When I first got into Nirvana in high school, this quote bothered me. I felt Cobain was disparaging the beautiful thing he’d created, dismissing himself as little more than punk rock’s equivalent of an Elvis impersonator. 
 
But now I realize that Cobain was right the entire time. He was a plagiarist, and that’s not a bad thing. Pastiche, after all, celebrates the work it imitates. It does not mock or dilute. Cobain may have ripped everyone off, but he did so with immense skill and reverence through which he avoided being hackneyed or trite. Instead, his music functioned as a worthy, loving paean to the punk rock underground.
 
This is the essence of Nirvana’s artistry. However, some historical context is needed to fully understand it.
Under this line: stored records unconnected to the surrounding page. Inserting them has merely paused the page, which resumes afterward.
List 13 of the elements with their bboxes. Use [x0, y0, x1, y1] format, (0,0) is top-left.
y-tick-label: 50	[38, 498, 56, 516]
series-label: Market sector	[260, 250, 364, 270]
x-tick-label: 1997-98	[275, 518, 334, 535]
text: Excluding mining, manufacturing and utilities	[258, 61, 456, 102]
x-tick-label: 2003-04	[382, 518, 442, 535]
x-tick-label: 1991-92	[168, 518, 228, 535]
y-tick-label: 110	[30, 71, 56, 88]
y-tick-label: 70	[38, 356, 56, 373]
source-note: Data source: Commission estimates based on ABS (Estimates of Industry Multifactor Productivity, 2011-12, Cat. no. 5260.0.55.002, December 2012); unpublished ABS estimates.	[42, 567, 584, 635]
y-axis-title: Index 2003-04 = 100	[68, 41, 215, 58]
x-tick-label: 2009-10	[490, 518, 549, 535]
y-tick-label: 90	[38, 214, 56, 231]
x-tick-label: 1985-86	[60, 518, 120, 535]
As Michael Azerrad explores in the fantastic Our Band Could Be Your Life, the vast underground DIY network of the ‘80s was, after a certain point, bound to implode. As more and more independent bands began signing to majors, it became obvious that a pop crossover was imminent. 
 
Cobain provided the impetus for this crossover, to which his usage of pastiche was inextricably tied. Nirvana was the perfect band to kill the underground and cap off the decades of punk and indie music that preceded them, because they literally embodied all of it, documenting its many styles and attitudes in a four-album swan song. 
 
Contrary to popular belief, Cobain did not bring about the revolution. He created an afterword for the revolution, giving us an overview of the whole thing as it inevitably burnt out, providing us with the summation of all its power, aggression, vulnerability and soul. This was punk’s logical endpoint. Its culmination. In one word: Nirvana.